Project 5 - Data mining module, finding frequent network-itemsets

Student: Zaccone
Primary mentor: Mario Karuza
Backup mentor: Jeff Nathan

Google Melange: http://www.google-melange.com/gsoc/project/google/gsoc2012/zaccone/21002

Project Overview:
The project is still going to apply Data Mining/Machine Learning solutions, however the idea has slightly evolved after discussions with the project mentors, Mario and Jeff.
The main idea is to build a tool allowing to do statistical/data mining analysis on data from dionaea sensors. This may mean correlating source/dst addresses with ports, different attack id's by applying apriori algorithm. The data will be stored in the database (a schema will be designed) so that some tools (not a GSoC part) will be able to visualize the results.
The application will be however built on a light framework allowing users to plug in external modules and by writing configuration files, hence creating dynamic 'workflows'. This basically means that most of the loaded components (channels reading and 'understanding' data, processors channging the input into format that algorithm understands and than does the opposite work and loggers that work data into proper places like stdout, database or file) can be reused, many times, in different configurations (this is a general case, because every adjacent component needs to 'understand' its neighbour by design).

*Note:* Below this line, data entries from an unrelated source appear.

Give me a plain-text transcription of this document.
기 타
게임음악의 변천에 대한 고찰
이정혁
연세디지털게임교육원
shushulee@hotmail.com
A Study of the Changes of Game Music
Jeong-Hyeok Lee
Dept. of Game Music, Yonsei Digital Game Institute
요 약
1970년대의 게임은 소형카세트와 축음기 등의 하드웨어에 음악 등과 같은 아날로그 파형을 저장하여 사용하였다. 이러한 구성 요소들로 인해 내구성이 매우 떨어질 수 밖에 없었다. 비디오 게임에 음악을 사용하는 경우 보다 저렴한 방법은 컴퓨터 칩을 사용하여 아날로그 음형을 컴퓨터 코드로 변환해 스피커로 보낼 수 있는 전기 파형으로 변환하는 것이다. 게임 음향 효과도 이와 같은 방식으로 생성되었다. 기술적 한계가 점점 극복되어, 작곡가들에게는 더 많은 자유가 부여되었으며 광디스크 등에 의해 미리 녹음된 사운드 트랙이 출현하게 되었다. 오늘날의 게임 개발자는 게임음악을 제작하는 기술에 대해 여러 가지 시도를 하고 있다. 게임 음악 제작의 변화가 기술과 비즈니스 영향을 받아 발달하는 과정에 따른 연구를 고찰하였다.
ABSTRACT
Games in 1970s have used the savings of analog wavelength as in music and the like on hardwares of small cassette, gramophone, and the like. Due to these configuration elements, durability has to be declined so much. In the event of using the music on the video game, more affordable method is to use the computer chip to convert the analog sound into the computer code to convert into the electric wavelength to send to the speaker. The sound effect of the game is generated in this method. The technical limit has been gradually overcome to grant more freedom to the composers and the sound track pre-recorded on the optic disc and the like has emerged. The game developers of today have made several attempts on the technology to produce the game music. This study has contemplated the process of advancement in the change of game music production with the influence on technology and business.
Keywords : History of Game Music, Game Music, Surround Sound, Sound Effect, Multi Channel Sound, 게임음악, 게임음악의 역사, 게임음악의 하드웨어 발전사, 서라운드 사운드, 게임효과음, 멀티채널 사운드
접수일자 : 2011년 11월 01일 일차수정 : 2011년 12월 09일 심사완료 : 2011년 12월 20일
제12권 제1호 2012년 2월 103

I would also like to focus on making couple of 'ready to use' components - for example channels reading data from hpfeeds channels and some generic loggers for logging data to stdout doing some coloring and standard formatting.
The application should by design do it's job periodically, be able to collect data 'online' and on demand.

Project Plan:

  • April 23rd - May20th: Community Bonding Period
    Student keeps in touch with his mentors, discussing wide range of issues - from the high level architecture, project functionalities to the technology used for the project.
  • May21th - July 1st
    First version of the framework, allowing to dynamically (un)load channels/modules/loggers, read parameters from the configuration file. This means the framework should be ready and robust enough to build modules doing the real work.
  • July 2nd - July 9th
    First versions of channels reading various data. I would like to make one channel used in a final configuration of the project and some just as an extension for the project.
  • July 9th - July 13th: Mid Term Assessments
  • July 14th - August 10th:
    Work on the apriori data mining module. This also includes processor algorithm
  • August 13th: Suggested "pencils down" date, coding close to done
  • Working on project documentation.

  • August 20th: Firm "pencils down" date, coding must be done
  • August 24th - August 27th: Final Assessments
  • August 31st - Public code uploaded and available to Google

Project Source Code Repository:
Quechua

Student Weekly Blog: https://www.honeynet.or/blog/341

Project Useful Links:
The main idea about mining frequent itemsets was first proposed here

More detailed specification can be found here

Project Updates:
21 May 2012

Done last week:

  • Read autoconf/automake docs,
  • Read glibmm docs and did few example programs,
  • Made a conception od the high level architecture

28 May 2012

Done last week:

  • The project now compiles with autoconf/automake/libtool. Modules are compiled as .so shared files,
  • Main classes structure,
  • Configuration file structure described and partially implemented (using libconfig++),
  • Basic debug system
  • Loading shared modules based on data from configuration file,

Plans for next week:

  • Finish full config file parsing
  • Implement "interface" for smart fetching functions and class definitions from modules
  • Implement "dynamic" workflow building basing on the file configuration (loading proper algorithm class, proper channel, and processor)

Issues: none so far

05 June 2012

Done last week:

  • Fixed configuration file format
  • Loading channels and loggers and creating objects from shared modules
  • Some code refactoring

Plans for next week:

  • Make the config parsing and modules loading more roboust and less error-prone
  • Finish last week's task - intantiating Algorithm/Processor objects and making dynamic workflows

Issues: Had some problems with creating classes from shared modules, but everything works fine (however it took couple of hours and not 100% of plan was fulfilled). I will be offline for the weekend and hence cannot work on GSoC project.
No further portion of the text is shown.